O presidente da Faep, Ágide Menenguette, falou sobre a importância da lei e destacou que era necessário regulamentar e integrar os passivos do antigo Código Florestal e da lei de Florestas do Paraná ao novo Código. “É uma grande conquista dos produtores rurais e devemos isso à sensibilidade do governo estadual e ao trabalho ágil e eficiente dos deputados”, disse Ágide Meneguette.

“A lei garante segurança aos nossos produtores, que agora sabem claramente suas obrigações e responsabilidades”, afirmou ele. Para esclarecer e facilitar esses procedimentos, a Faep já treinou mil profissionais, técnicos e cartorários, sobre como proceder com a legislação.

REGULARIZAÇÃO - A lei mantém todas as conquistas em relação às áreas consolidadas e isenção de recomposição de reserva legal para imóveis inferiores a 72 hectares existentes até 22 de julho de 2008.

Nesses casos de dispensa de regeneração, os proprietários, após se inscreverem no Cadastro Ambiental Rural, poderão pedir a baixa na averbação junto aos Cartórios de Imóveis.

De acordo com a lei, as propriedades rurais com área acima de 72 hectares, em média (4 módulos), ou desmembradas após 22 de julho de 2008, poderão somar as Áreas de Preservação Permanente (APPs ou matas ciliares) às áreas de Reserva Legal para alcançar os 20% exigidos de área ambientalmente protegida.

MARCO - “É um marco importante para regularização ambiental das propriedades do Estado. Além disso, define critérios para o pagamento de compensação para quem preserva o meio ambiente”, explicou o presidente do Instituto Ambiental do Paraná (IAP), Luiz Tarcísio Mossato Pinto.

O novo Código federal, aprovado em maio de 2012, criou dois mecanismos de regularização ambiental: o Cadastro Ambiental Rural e o Programa de Regularização Ambiental.

Os mais de cinco milhões de produtores rurais de todo o país estão obrigados a proceder a inscrição de suas propriedades no Cadastro Ambiental Rural e, com esse registro, aderir ou não ao Programa de Regularização Ambiental. Aqueles que aderirem, em determinados casos, terão suas multas ambientais suspensas.

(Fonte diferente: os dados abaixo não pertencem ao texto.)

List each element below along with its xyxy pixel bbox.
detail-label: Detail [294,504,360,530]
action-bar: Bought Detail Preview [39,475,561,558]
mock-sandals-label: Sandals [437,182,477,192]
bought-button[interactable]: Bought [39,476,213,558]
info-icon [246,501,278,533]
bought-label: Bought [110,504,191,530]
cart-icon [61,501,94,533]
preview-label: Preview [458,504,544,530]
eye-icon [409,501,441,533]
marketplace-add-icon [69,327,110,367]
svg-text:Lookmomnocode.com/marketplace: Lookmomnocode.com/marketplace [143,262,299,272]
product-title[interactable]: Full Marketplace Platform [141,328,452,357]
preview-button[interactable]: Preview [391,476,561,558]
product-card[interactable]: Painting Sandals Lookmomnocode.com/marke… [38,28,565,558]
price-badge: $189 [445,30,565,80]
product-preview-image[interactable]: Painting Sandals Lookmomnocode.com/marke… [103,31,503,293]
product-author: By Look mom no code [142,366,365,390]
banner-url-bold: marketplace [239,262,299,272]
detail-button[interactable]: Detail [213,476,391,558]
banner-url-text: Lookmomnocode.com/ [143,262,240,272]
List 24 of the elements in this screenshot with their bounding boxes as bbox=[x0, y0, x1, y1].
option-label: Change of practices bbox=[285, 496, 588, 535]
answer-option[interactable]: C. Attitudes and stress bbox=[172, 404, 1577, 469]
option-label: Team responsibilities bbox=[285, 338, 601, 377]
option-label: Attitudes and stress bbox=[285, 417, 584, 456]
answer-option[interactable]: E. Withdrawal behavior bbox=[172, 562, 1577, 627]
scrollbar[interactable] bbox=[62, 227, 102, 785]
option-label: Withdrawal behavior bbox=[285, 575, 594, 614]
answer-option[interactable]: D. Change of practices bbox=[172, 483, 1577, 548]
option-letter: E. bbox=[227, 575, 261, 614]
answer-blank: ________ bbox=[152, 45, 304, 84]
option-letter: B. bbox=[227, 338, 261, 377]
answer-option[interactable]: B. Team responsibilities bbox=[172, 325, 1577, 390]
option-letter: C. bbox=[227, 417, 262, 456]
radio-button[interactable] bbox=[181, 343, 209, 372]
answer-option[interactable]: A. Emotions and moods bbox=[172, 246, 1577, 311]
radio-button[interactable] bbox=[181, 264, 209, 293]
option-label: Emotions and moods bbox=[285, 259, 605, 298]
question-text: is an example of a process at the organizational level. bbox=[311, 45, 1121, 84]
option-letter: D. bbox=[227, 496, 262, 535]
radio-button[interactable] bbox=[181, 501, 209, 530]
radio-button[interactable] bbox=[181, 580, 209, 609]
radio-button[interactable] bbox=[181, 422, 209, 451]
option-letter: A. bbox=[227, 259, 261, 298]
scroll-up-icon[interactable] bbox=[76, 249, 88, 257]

RESPONSABILIDADE SOCIAL - O Agrinho é o maior programa de Responsabilidade Social do Sistema Faep/Senar-PR. O objetivo é estimular o desenvolvimento de trabalhos em diversas áreas nas escolas do Paraná, fornecendo material pedagógico e capacitação aos professores para trabalharem os temas da saúde, educação sexual, ética, pluralidade cultural, cidadania e meio ambiente.

Ao longo do ano envolveu mais de um milhão de crianças e adolescentes e cerca de 80 mil professores. Na edição de 2014, mais de 6 mil trabalhos foram inscritos no Concurso Agrinho/2014. “Um importante programa que valoriza a educação e o trabalho com as crianças paranaenses. O Estado é um parceiro que incentiva essas iniciativas”, afirmou Valdir Rossoni.

Foram entregues 311 prêmios para alunos e professores. Os cinco melhores trabalhos ganharam um carro zero quilômetro – quatro para os professores da rede pública e um para rede particular.

Os professores desenvolvem ao longo do ano projetos pedagógicos, pesquisas e atividades práticas dos alunos que estimulam a participação da família e da comunidade.